Глава 1. От автора. истоки сюжета
Три события в личной жизни, почти не замеченные даже теми людьми, которых мы вправе отнести к ближайшему окружению наших героев, послужили истоком сюжета этой повести. Изложим эти события кратко в хронологическом порядке.
Событие первое. Произошло в апреле 1983 года в городе К., крупном, достаточно удаленном на юг и на запад от Москвы краевом центре.
Ясным весенним утром – ночью над городом прошел теплый дождь, и теперь в небе улыбалось рано вставшее над многоэтажками солнце – профессор К-ского университета доктор исторических наук Иван Петрович Масалов шел в центр города. Шел, как за тридцать с лишним лет привык ходить по университетским коридорам, – степенно и важно, той самой неторопливой походкой, которая появляется в человеке сама собой при достижении человеком достаточно высокого положения в обществе. Правда, в то утро профессор минутами с неудовольствием замечал стихийно возникавшее в нем желание ускорить обычный шаг, но, догадываясь о причине этого желания, он, упрекнув себя за малодушие, принципиально не менял походки.
Приглашение посетить крайком партии, полученное вчера по телефону от «инструктора отдела агитации и пропаганды Макрауцана» (так представился звонивший) смутило и обеспокоило профессора, искренне считавшего, что в столь высокой инстанции, которую ему, между прочим, ни разу до этого не удавалось посетить, он вряд ли кому-нибудь может быть интересен. Масалов был беспартийным, общественной активностью не отличался, в университете читал студентам курс истории древних тюрок… «С какой целью я им понадобился?» – по дороге в крайком спрашивал себя ученый.
«К добру это или во зло?»
Было без пяти минут десять, когда профессор все так же вальяжно и не торопясь преодолел перекресток, слева от которого, бросая огромную тень на большую площадь, возвышалось тяжелое белокаменное здание.

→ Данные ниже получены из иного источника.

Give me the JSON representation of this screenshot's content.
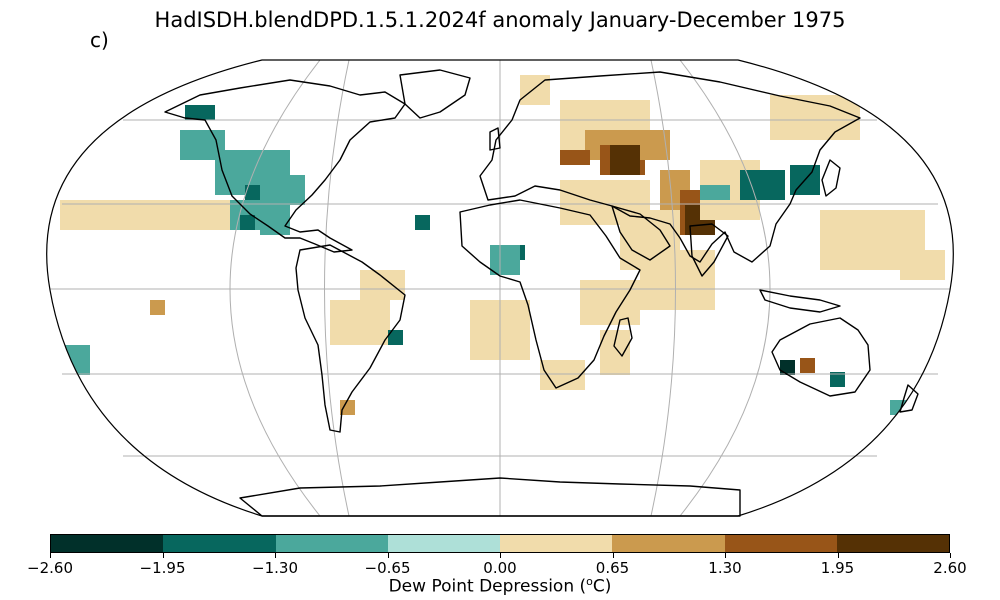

Предъявив милиционеру полученный в специальном окошке пропуск («похож на лотерейный билет», – мелькнуло при этом в голове профессора), Масалов вошел в лифт и, согласно обозначенному в пропуске номеру кабинета, поднялся на одиннадцатый этаж.
Инструктор Макрауцан– узкоплечий, лысоватый, в сером костюме человек – встретил профессора мелкой, судорогой пробежавшей по лицу улыбкой, встал со стула, подал свою и коротко пожал профессорскую руку, после чего предложил Масалову сесть на стул, ибо, как он выразился, у него к профессору «есть недолгий, но серьезный разговор».

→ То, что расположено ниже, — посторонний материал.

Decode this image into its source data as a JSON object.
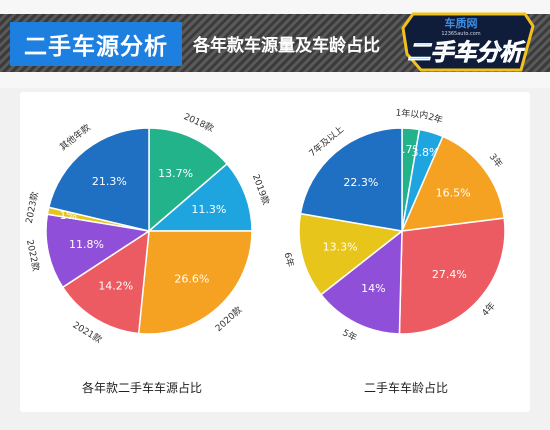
{
  "header": {
    "title": "二手车源分析",
    "subtitle": "各年款车源量及车龄占比",
    "logo_main": "二手车分析",
    "logo_brand": "车质网",
    "logo_site": "12365auto.com",
    "colors": {
      "title_bg": "#1d7fe0",
      "bar": "#444444",
      "logo_fill": "#2f86e6"
    }
  },
  "chart_data": [
    {
      "type": "pie",
      "title": "各年款二手车车源占比",
      "slices": [
        {
          "label": "2018款",
          "value": 13.7,
          "value_label": "13.7%",
          "color": "#22b38a"
        },
        {
          "label": "2019款",
          "value": 11.3,
          "value_label": "11.3%",
          "color": "#1ea5e0"
        },
        {
          "label": "2020款",
          "value": 26.6,
          "value_label": "26.6%",
          "color": "#f5a121"
        },
        {
          "label": "2021款",
          "value": 14.2,
          "value_label": "14.2%",
          "color": "#ec5a62"
        },
        {
          "label": "2022款",
          "value": 11.8,
          "value_label": "11.8%",
          "color": "#8f4fd9"
        },
        {
          "label": "2023款",
          "value": 1.1,
          "value_label": "1%",
          "color": "#e8c51b"
        },
        {
          "label": "其他年款",
          "value": 21.3,
          "value_label": "21.3%",
          "color": "#1f6fc3"
        }
      ]
    },
    {
      "type": "pie",
      "title": "二手车车龄占比",
      "slices": [
        {
          "label": "1年以内",
          "value": 2.7,
          "value_label": "2.7%",
          "color": "#22b38a"
        },
        {
          "label": "2年",
          "value": 3.8,
          "value_label": "3.8%",
          "color": "#1ea5e0"
        },
        {
          "label": "3年",
          "value": 16.5,
          "value_label": "16.5%",
          "color": "#f5a121"
        },
        {
          "label": "4年",
          "value": 27.4,
          "value_label": "27.4%",
          "color": "#ec5a62"
        },
        {
          "label": "5年",
          "value": 14,
          "value_label": "14%",
          "color": "#8f4fd9"
        },
        {
          "label": "6年",
          "value": 13.3,
          "value_label": "13.3%",
          "color": "#e8c51b"
        },
        {
          "label": "7年及以上",
          "value": 22.3,
          "value_label": "22.3%",
          "color": "#1f6fc3"
        }
      ]
    }
  ]
}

Советский человек, вызванный в государственную инстанцию, серьезных разговоров в инстанции, как правило, не любит – в нем постоянно (и не зависимо от поступков, из которых складывалась биография человека) живет перманентное ощущение вины перед государством, и хотя он не задумывается над тем, откуда взялось это ощущение и в чем конкретно может заключаться его вина, он интуитивно опасается, что в «серьезном разговоре» она-то вдруг со всей очевидностью и прояснится.
Масалов осторожно сел на предложенный ему стул и огляделся. В кабинете стояли однотумбовый стол, стул, тумбочка, на тумбочке – телефон, пишущая машинка, графин с водой и стакан; паркетный пол блестел желтым лаком; за спиной инструктора на стене в тяжелой коричневой раме висел большой портрет генсека Андропова.
«Хм… ничего лишнего», – с оттенком необъяснимого (и, наверно, несправедливого) осуждения успел подумать профессор, а Макрауцан в это время открыл толстый, в кожаном переплете блокнот.
– Секретариат краевого комитета партии, – инструктор сделал многозначительную паузу, тем самым подчеркивая важность сообщаемой им информации, – решил рекомендовать к изданию серию сборников документов об истории нашего края. Мы просили бы вас, известного в стране и за рубежом ученого, возглавить работу по составлению этих книг… Вы, мы знаем, не занимаетесь современной историей, но Секретариат остановился именно на вашей кандидатуре…
Масалов тихо и незаметно вздохнул. Камешек, минуту назад давивший на сердце, кажется, стал сползать в менее чувствительные области тела.
А инструктор еще минут пять продолжал держать перед глазами толстый блокнот. Масалов краем уха слушал его речь.
– …Древности – поменьше, советский период – главным образом… Мы установили сроки… И, конечно, политическая направленность… Сейчас, когда в мире обострилась идеологическая борьба… У собранных в книгу документов – немалая сила убеждать и, стало быть, воспитывать…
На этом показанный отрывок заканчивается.